One example is a project called Cuq, pronounced “kook,” which automatically checks code written for GPUs. GPU code is notoriously difficult to write correctly, and small errors can be hard to detect once systems are deployed at scale.
Cuq applies theoretical checks to catch those mistakes earlier in the development process. The goal isn’t to replace engineers, but to reduce the number of errors that make it into real-world systems.
The same line of thinking appears in Symbolic Circuit Distillation. The project starts with a language model whose behavior can’t be easily explained and asks whether that behavior can be translated into something a person can read, reason about, and verify. In limited cases, Somani’s work shows that it can.
From Academic Proof to Practical Scale
During his time at the University of California, Berkeley, Neel Somani pursued a triple major in mathematics, computer science, and business administration. While there, he contributed to research in type systems, differential privacy, and scalable machine learning frameworks.
One of the projects he worked on was Duet, a formal verifier designed to automatically prove that code meets the formal definition of differential privacy. The work required careful reasoning about both mathematics and implementation, reinforcing the importance of precision at every level of a system.
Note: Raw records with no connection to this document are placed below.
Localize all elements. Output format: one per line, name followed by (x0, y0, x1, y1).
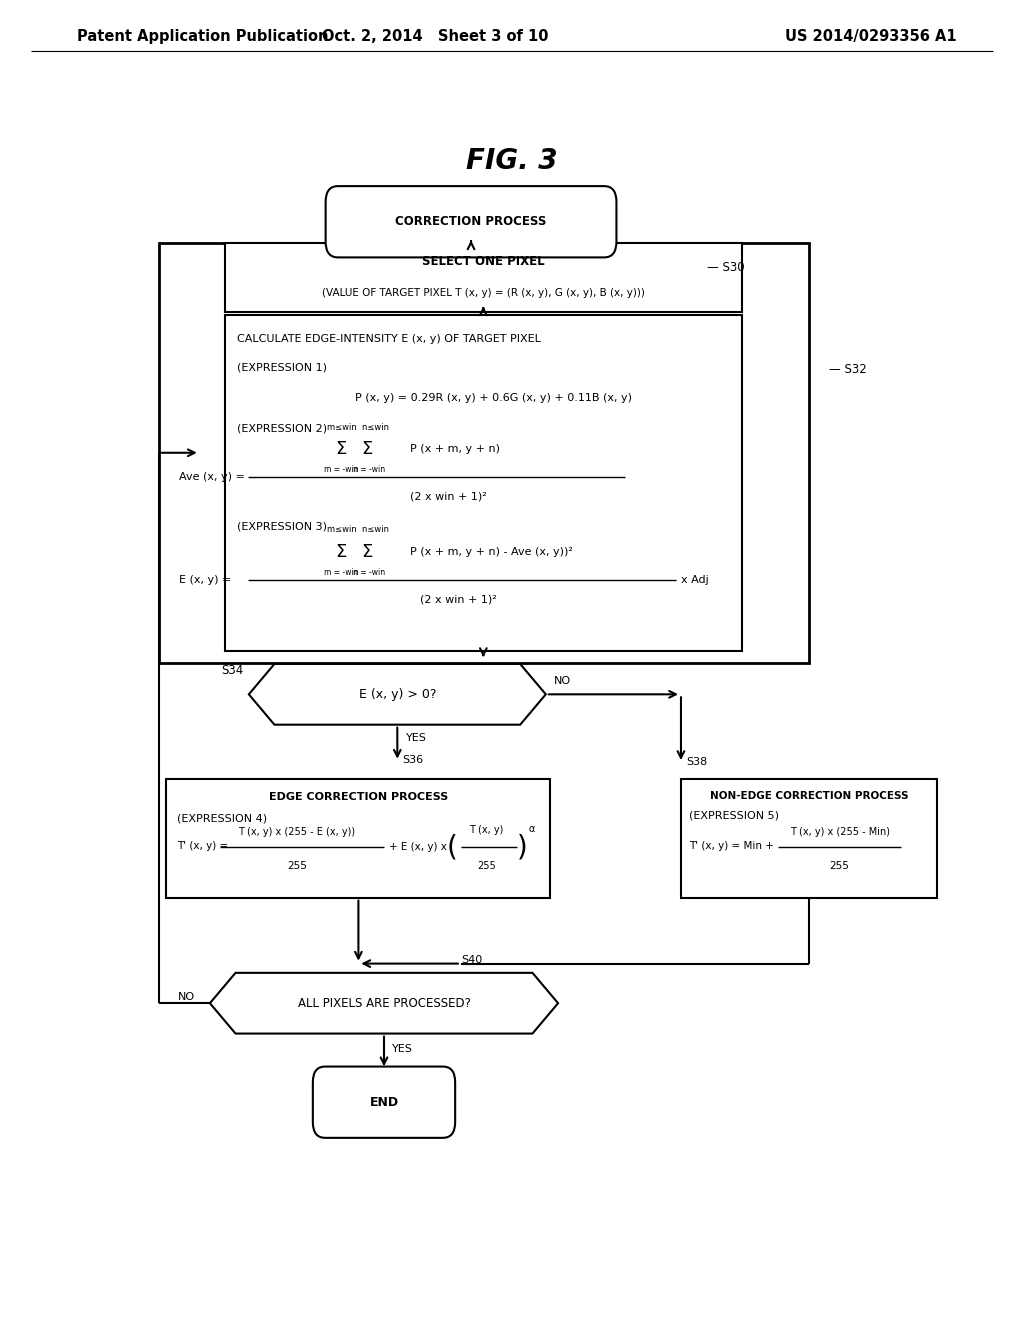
Text: P (x, y) = 0.29R (x, y) + 0.6G (x, y) + 0.11B (x, y): P (x, y) = 0.29R (x, y) + 0.6G (x, y) + … (355, 393, 632, 403)
Text: Patent Application Publication: Patent Application Publication (77, 29, 329, 45)
Text: T (x, y): T (x, y) (469, 825, 504, 836)
Text: m = -win: m = -win (324, 568, 358, 577)
Text: (EXPRESSION 4): (EXPRESSION 4) (176, 813, 267, 824)
Text: (EXPRESSION 1): (EXPRESSION 1) (237, 363, 327, 372)
Bar (681, 779, 937, 898)
Text: S38: S38 (686, 756, 708, 767)
Text: CORRECTION PROCESS: CORRECTION PROCESS (395, 215, 547, 228)
Text: S40: S40 (461, 954, 482, 965)
Text: (2 x win + 1)²: (2 x win + 1)² (410, 492, 486, 502)
Text: x Adj: x Adj (681, 576, 709, 585)
Text: (EXPRESSION 3): (EXPRESSION 3) (237, 521, 327, 531)
Text: — S32: — S32 (829, 363, 867, 376)
Text: ): ) (517, 833, 527, 862)
Text: (EXPRESSION 5): (EXPRESSION 5) (689, 810, 779, 821)
Text: Σ: Σ (360, 441, 373, 458)
Text: SELECT ONE PIXEL: SELECT ONE PIXEL (422, 255, 545, 268)
Text: 255: 255 (287, 861, 307, 871)
Text: P (x + m, y + n): P (x + m, y + n) (410, 445, 500, 454)
Text: n = -win: n = -win (352, 465, 385, 474)
Text: ALL PIXELS ARE PROCESSED?: ALL PIXELS ARE PROCESSED? (298, 997, 470, 1010)
Text: NO: NO (177, 991, 195, 1002)
Text: Σ: Σ (335, 544, 347, 561)
Text: T (x, y) x (255 - Min): T (x, y) x (255 - Min) (790, 826, 890, 837)
Text: END: END (370, 1096, 398, 1109)
Text: S34: S34 (221, 664, 244, 677)
Text: (: ( (446, 833, 457, 862)
Text: Σ: Σ (335, 441, 347, 458)
Text: 255: 255 (477, 861, 496, 871)
Text: E (x, y) =: E (x, y) = (179, 576, 231, 585)
Text: m≤win  n≤win: m≤win n≤win (328, 422, 389, 432)
Text: — S30: — S30 (707, 261, 744, 275)
FancyBboxPatch shape (326, 186, 616, 257)
Text: (2 x win + 1)²: (2 x win + 1)² (420, 595, 497, 605)
Polygon shape (210, 973, 558, 1034)
Bar (224, 243, 741, 312)
Text: T (x, y) x (255 - E (x, y)): T (x, y) x (255 - E (x, y)) (239, 826, 355, 837)
Text: T' (x, y) =: T' (x, y) = (176, 841, 228, 851)
Text: FIG. 3: FIG. 3 (466, 147, 558, 176)
Text: T' (x, y) = Min +: T' (x, y) = Min + (689, 841, 774, 851)
FancyBboxPatch shape (313, 1067, 455, 1138)
Text: + E (x, y) x: + E (x, y) x (389, 842, 447, 853)
Text: Σ: Σ (360, 544, 373, 561)
Text: NON-EDGE CORRECTION PROCESS: NON-EDGE CORRECTION PROCESS (710, 791, 908, 801)
Text: m = -win: m = -win (324, 465, 358, 474)
Text: YES: YES (392, 1044, 413, 1055)
Bar (166, 779, 551, 898)
Text: P (x + m, y + n) - Ave (x, y))²: P (x + m, y + n) - Ave (x, y))² (410, 548, 572, 557)
Text: 255: 255 (829, 861, 850, 871)
Text: Oct. 2, 2014   Sheet 3 of 10: Oct. 2, 2014 Sheet 3 of 10 (322, 29, 549, 45)
Text: S36: S36 (402, 755, 424, 766)
Bar (224, 315, 741, 652)
Polygon shape (249, 664, 546, 725)
Text: YES: YES (406, 733, 426, 743)
Text: Ave (x, y) =: Ave (x, y) = (179, 473, 245, 482)
Bar (159, 243, 809, 663)
Text: NO: NO (554, 676, 571, 686)
Text: CALCULATE EDGE-INTENSITY E (x, y) OF TARGET PIXEL: CALCULATE EDGE-INTENSITY E (x, y) OF TAR… (237, 334, 541, 343)
Text: n = -win: n = -win (352, 568, 385, 577)
Text: m≤win  n≤win: m≤win n≤win (328, 525, 389, 535)
Text: (VALUE OF TARGET PIXEL T (x, y) = (R (x, y), G (x, y), B (x, y))): (VALUE OF TARGET PIXEL T (x, y) = (R (x,… (322, 288, 645, 298)
Text: US 2014/0293356 A1: US 2014/0293356 A1 (784, 29, 956, 45)
Text: α: α (528, 824, 535, 834)
Text: E (x, y) > 0?: E (x, y) > 0? (358, 688, 436, 701)
Text: (EXPRESSION 2): (EXPRESSION 2) (237, 424, 328, 433)
Text: EDGE CORRECTION PROCESS: EDGE CORRECTION PROCESS (268, 792, 449, 803)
After graduating, Somani worked as a quantitative researcher in Citadel’s commodities group. There, he focused on solving complex problems in global markets, where small modeling errors could easily lead to significant financial consequences. His methods as a quantitative researcher applied formal methods (MIP optimization) to the electricity market.
Alongside his research career, Somani is also the founder of Eclipse, an Ethereum Layer 2 platform powered by the Solana Virtual Machine. Ethereum Layer 2's are able to provide verifiability guarantees on code that is executed. Eclipse has raised $50 million in Series A funding and has attracted significant attention within the industry.
The work focuses on developing infrastructure that can function reliably at scale, running parallel to his academic and technical research interests. Outside of his technical work, Somani supports higher education through a personal scholarship program, reflecting his dedication to supporting the next generation of talent.
Leaving Room for Better Ideas
One longer-term idea Neel Somani has explored is for a given input, whether transformer models that are difficult to explain could be translated into programs that people can read and interpret directly. However, if the initiative isn’t possible or fails to interest the research community, he’s willing to change course.
In the near future, he expects artificial intelligence to raise more questions than it answers. Today, language, image, and video models are still developed largely in isolation, built with different assumptions and techniques. He sees that separation as temporary, with ideas from one area likely to influence progress in others.
Much of that shift, he believes, will depend on how models are trained. Many current systems rely on fairly simple forms of feedback (via "reinforcement learning from human feedback"), especially when compared with how people learn through experience.
Instead of viewing this as a shortcoming, Somani sees it as an open problem, one that could give reinforcement learning a larger role or lead to new training approaches altogether.
Limits on memory are another concern. Even very large models can only work with a limited amount of information at one time, which restricts how much context they can use when responding. Somani sees future systems expanding that capacity, allowing models to draw on much larger bodies of text, including entire books or libraries.
Taken together, these ideas raise more questions than predictions. Rather than trying to map out where the field is headed, Somani remains focused on building tools that make today’s systems easier to understand, leaving room for his work to evolve as technology does.